A bearer brought in a tray, retired at once as Lathrop waved him away and poured the drink himself. Farnol sipped the whisky, let himself relax; or forced himself to. If Lathrop believed his suspicions, his responsibility was over. And, the most comforting thought of all, Sankar might no longer consider him a worthwhile target. Not with the real target so close now . . . He found he was not relaxing at all and he put down his drink and sat forward.
“George, I believe there’s a plot to assassinate the King—”
Lathrop listened without interrupting. He took his monocle out and polished it with a silk handkerchief, but didn’t put it back in his eye; instead, he rolled it through his fingers as he might have a coin, smudging it and cleaning it again and yet again. It was the only sign that he was troubled by what Farnol was telling him.
“Well, that’s it, George. I hope you believe me?”

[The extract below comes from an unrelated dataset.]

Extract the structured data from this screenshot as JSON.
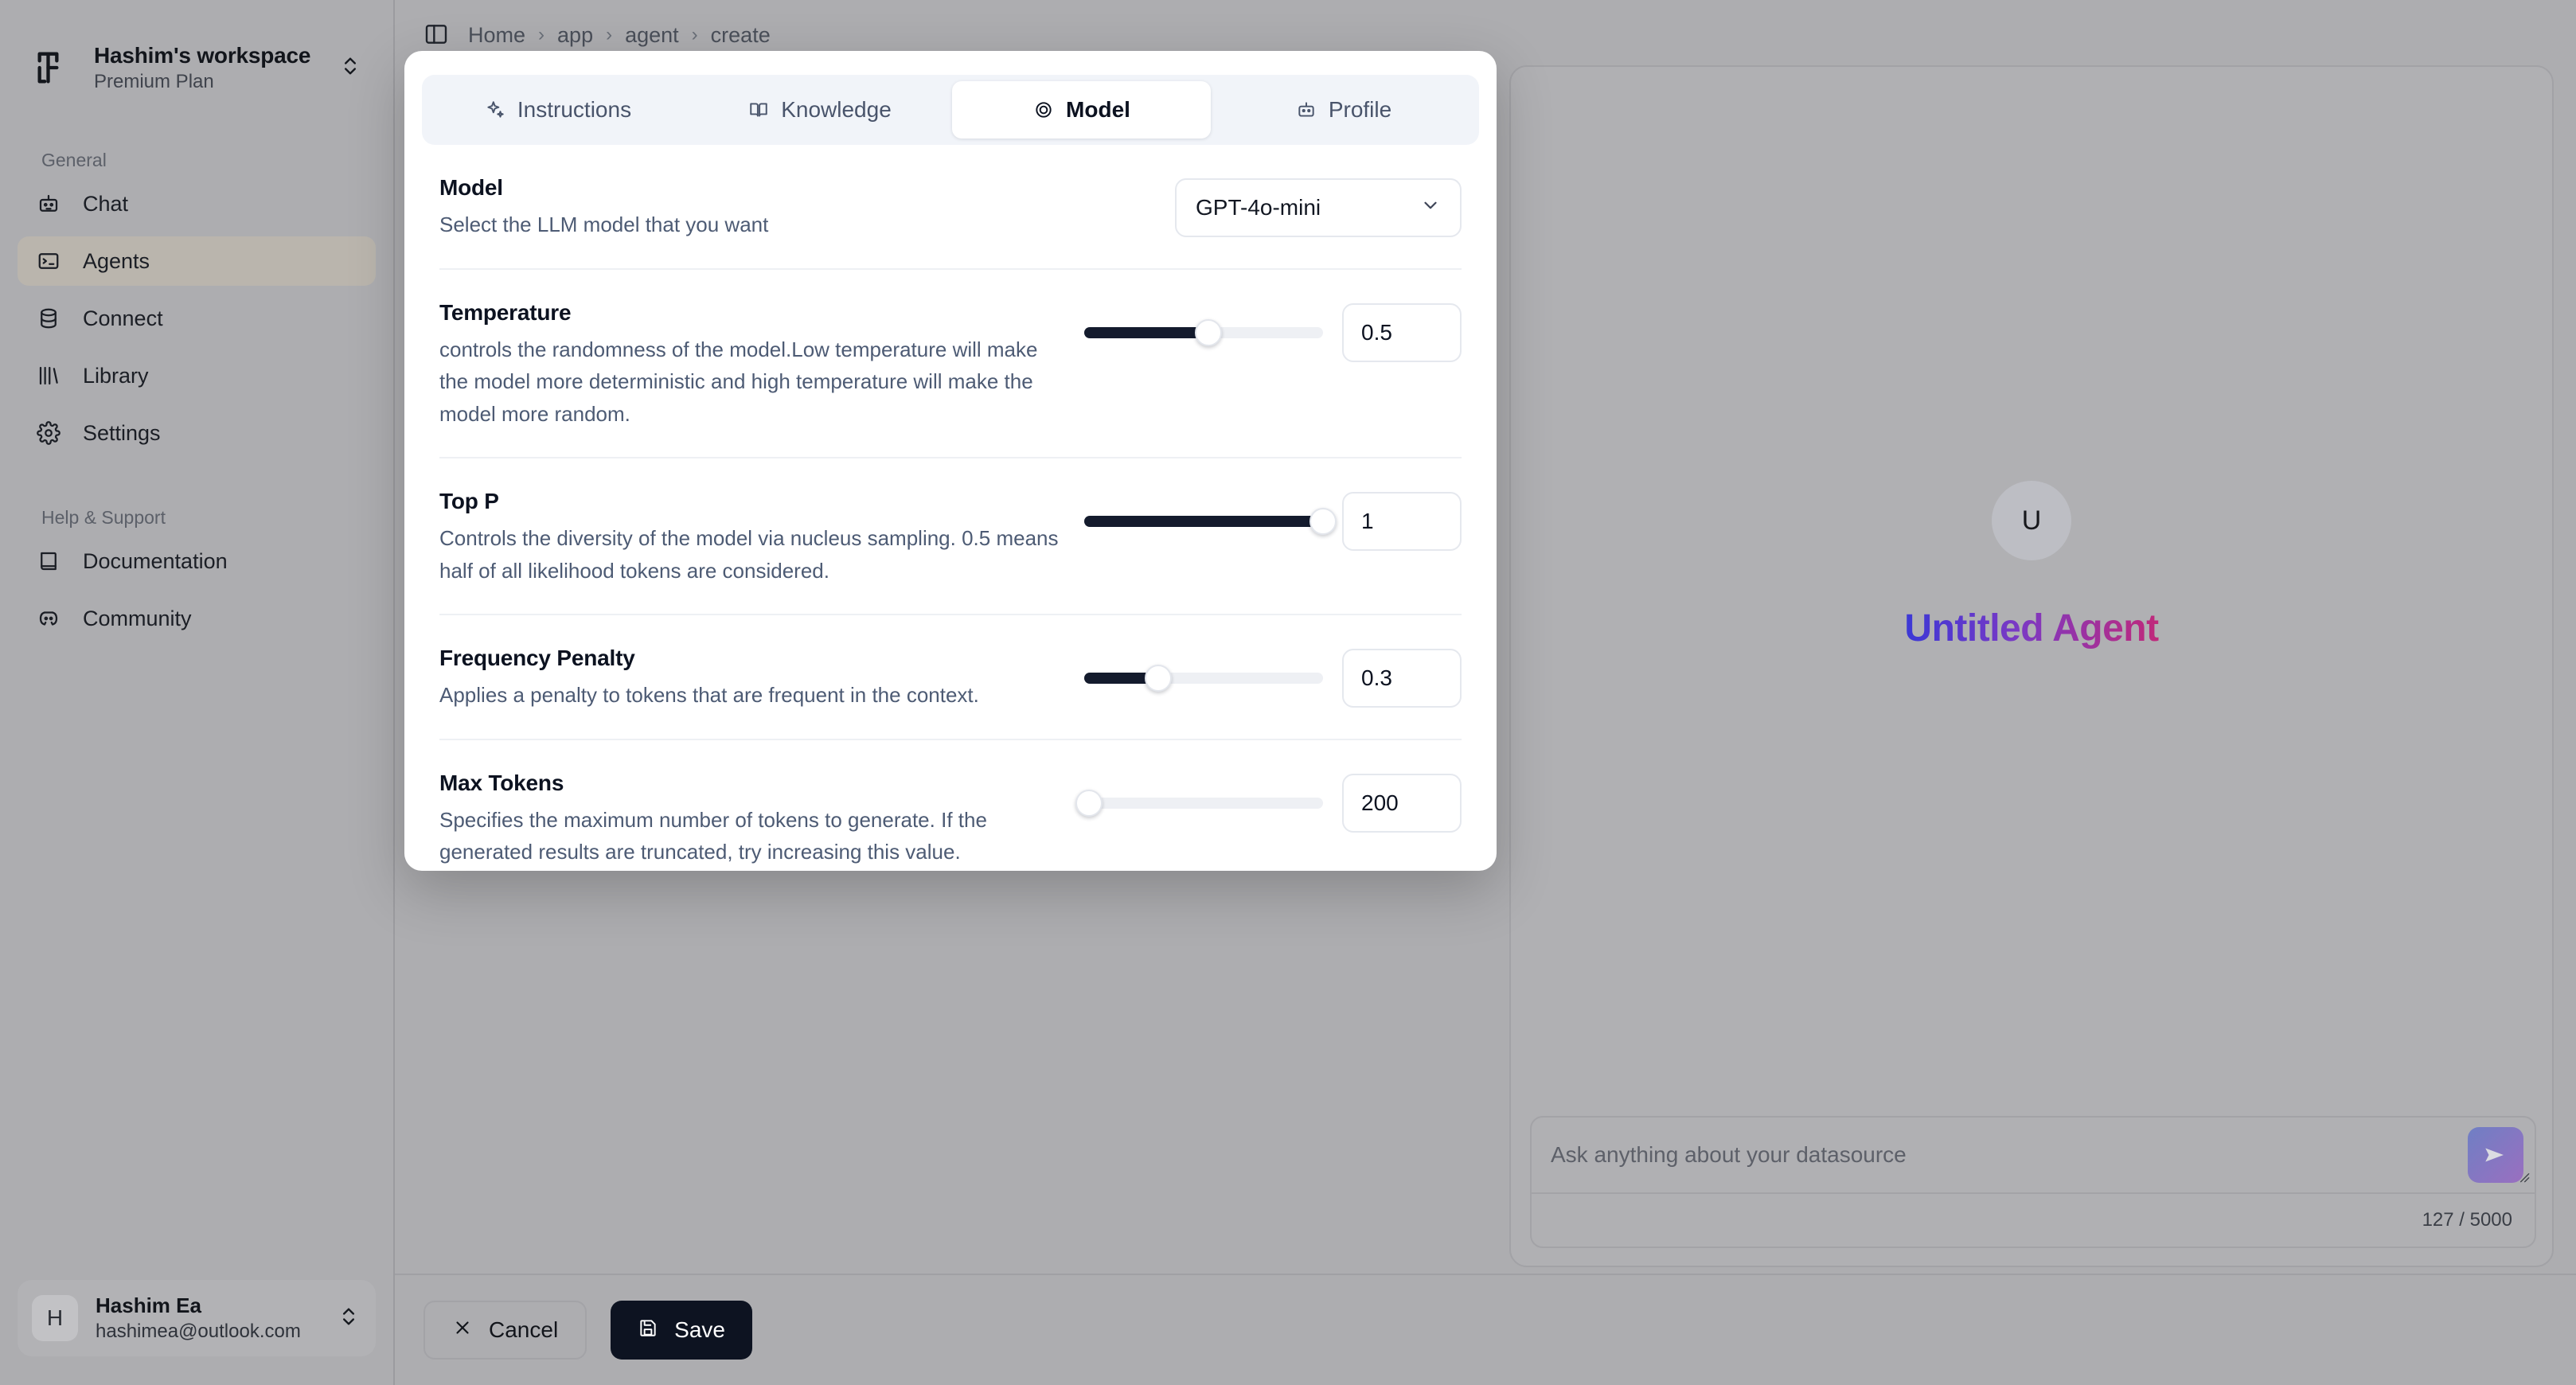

“Why shouldn’t I, dear boy? Just because we haven’t lost a monarch from assassination in five hundred years doesn’t mean it hasn’t been tried. There were five or six attempts to kill Queen Victoria. There’s enough bloody sedition going on in this country right now . . . H.E. knows about it, but I don’t think he’d dare mention it to the King. His Majesty has some pretty firm ideas of his own about how India should be run. He doesn’t think much of the ICS—I gather he doesn’t think much of civil servants anywhere. He’s all for strengthening the powers of the princes and the hereditary rulers.”